Loop Devices
Actually, UNIX-like systems can only mount block devices. You do not really mount files.
As for why they are called loop devices - that's something unsettled. In UNIX Stack Exchange, user schily said that he created the feature first on SunOS 4.0, which he called fbk
(file emulates block device); and he complains that Linux seems to use a wrong name for that feature.
According to others, loop is short for "loopback" - and some say it was chosen to show how the block devices are looped back. I don't know what it means. Solaris 8 introduced lofi
(loopback file) which worked similarly, and BSD introduced them under the name vnd
(vnode
disk).
So losetup
can be used to create a loop device as /dev/loopN
based on a disk image. More precisely, a block device is any device in /dev
. A loop device is a block device for a disk image file.

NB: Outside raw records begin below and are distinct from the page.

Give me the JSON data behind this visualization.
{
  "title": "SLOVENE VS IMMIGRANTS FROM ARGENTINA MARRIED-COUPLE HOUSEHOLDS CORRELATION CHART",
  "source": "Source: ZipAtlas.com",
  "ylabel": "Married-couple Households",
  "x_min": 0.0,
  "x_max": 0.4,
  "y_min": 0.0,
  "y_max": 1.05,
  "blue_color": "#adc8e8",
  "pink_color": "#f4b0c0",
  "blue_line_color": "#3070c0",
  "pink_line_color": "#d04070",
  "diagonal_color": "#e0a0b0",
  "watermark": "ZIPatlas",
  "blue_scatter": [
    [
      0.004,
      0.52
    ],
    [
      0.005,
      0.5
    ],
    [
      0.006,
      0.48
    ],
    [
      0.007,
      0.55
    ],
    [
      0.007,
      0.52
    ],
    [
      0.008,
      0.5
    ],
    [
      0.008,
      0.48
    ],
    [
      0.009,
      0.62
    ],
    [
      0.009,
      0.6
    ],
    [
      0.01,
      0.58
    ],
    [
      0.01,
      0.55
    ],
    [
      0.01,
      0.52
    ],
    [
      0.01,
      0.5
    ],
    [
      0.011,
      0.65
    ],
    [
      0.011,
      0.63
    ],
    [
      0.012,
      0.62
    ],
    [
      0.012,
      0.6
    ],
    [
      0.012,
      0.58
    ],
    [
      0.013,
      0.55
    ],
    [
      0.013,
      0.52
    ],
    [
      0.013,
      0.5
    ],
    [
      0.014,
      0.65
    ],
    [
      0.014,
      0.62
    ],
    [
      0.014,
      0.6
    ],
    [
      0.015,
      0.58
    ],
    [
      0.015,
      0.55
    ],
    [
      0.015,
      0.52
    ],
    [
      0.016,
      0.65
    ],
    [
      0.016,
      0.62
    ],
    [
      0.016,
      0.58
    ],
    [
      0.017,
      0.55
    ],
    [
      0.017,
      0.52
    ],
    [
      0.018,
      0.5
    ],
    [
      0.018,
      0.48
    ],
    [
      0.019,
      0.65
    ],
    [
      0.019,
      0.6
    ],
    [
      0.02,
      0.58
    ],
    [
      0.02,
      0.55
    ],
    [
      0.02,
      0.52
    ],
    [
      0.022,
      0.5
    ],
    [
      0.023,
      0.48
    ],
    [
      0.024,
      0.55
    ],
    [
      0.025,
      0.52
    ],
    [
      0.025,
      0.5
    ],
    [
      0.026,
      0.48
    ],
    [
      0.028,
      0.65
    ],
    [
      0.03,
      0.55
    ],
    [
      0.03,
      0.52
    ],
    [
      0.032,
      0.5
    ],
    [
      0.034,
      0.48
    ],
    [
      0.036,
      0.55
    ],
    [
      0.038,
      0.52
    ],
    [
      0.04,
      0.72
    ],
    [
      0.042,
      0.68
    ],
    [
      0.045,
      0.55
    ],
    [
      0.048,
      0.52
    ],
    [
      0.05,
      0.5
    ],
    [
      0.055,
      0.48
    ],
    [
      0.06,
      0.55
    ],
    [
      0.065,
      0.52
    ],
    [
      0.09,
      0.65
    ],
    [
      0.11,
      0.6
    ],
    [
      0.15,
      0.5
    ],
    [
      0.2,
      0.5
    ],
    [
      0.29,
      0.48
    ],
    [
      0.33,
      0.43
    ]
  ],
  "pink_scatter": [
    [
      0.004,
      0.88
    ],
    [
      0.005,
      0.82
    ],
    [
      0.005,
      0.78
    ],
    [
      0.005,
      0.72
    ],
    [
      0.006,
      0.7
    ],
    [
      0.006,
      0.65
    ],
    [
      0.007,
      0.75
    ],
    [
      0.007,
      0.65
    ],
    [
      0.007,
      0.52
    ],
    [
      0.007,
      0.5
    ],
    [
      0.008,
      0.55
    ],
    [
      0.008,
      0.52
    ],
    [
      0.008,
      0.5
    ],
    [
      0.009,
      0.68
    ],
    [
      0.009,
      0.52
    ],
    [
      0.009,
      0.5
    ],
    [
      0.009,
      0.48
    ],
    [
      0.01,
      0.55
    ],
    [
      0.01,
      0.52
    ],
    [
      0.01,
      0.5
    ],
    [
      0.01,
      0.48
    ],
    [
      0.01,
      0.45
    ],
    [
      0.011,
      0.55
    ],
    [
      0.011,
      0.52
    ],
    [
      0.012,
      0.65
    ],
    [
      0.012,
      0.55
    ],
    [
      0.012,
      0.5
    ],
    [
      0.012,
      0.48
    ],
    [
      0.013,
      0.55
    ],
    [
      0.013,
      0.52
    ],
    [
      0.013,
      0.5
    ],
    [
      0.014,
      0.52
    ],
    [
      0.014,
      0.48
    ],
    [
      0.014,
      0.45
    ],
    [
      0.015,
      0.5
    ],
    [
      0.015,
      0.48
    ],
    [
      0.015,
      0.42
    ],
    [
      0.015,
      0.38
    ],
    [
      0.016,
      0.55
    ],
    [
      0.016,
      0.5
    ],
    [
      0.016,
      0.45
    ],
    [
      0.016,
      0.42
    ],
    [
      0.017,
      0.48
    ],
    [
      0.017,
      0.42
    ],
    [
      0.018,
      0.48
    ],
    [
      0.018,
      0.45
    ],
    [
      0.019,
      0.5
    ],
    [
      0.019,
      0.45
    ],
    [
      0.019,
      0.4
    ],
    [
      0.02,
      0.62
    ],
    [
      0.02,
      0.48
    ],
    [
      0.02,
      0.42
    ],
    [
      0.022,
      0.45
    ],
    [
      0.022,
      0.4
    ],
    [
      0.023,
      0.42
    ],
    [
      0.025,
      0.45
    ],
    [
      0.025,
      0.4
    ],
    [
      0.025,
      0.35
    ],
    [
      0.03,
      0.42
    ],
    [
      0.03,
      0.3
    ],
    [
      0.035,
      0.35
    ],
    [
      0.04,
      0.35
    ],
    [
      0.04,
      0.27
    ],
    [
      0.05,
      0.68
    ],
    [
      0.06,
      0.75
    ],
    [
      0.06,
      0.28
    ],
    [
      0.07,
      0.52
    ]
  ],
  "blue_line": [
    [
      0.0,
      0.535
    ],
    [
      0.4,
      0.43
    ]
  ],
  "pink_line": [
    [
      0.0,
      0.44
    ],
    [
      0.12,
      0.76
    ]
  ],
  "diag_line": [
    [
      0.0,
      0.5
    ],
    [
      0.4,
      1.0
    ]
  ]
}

And only loop devices are mounted using mount
. When you use mount
on a disk image, thought it seems direct, it actually runs losetup
under the hood. In fact, the option -o loop
does exactly that.
If the disk image contains many partitions, you cannot mount it as a single file system. You you have to inspect the partition table, using a utility like fdisk
or gdisk
, and then create loop devices for the specific offsets of the image, and mount them.
kpartx
from util-linux
used to do that automatically, and now losetup
has an option that does that as well.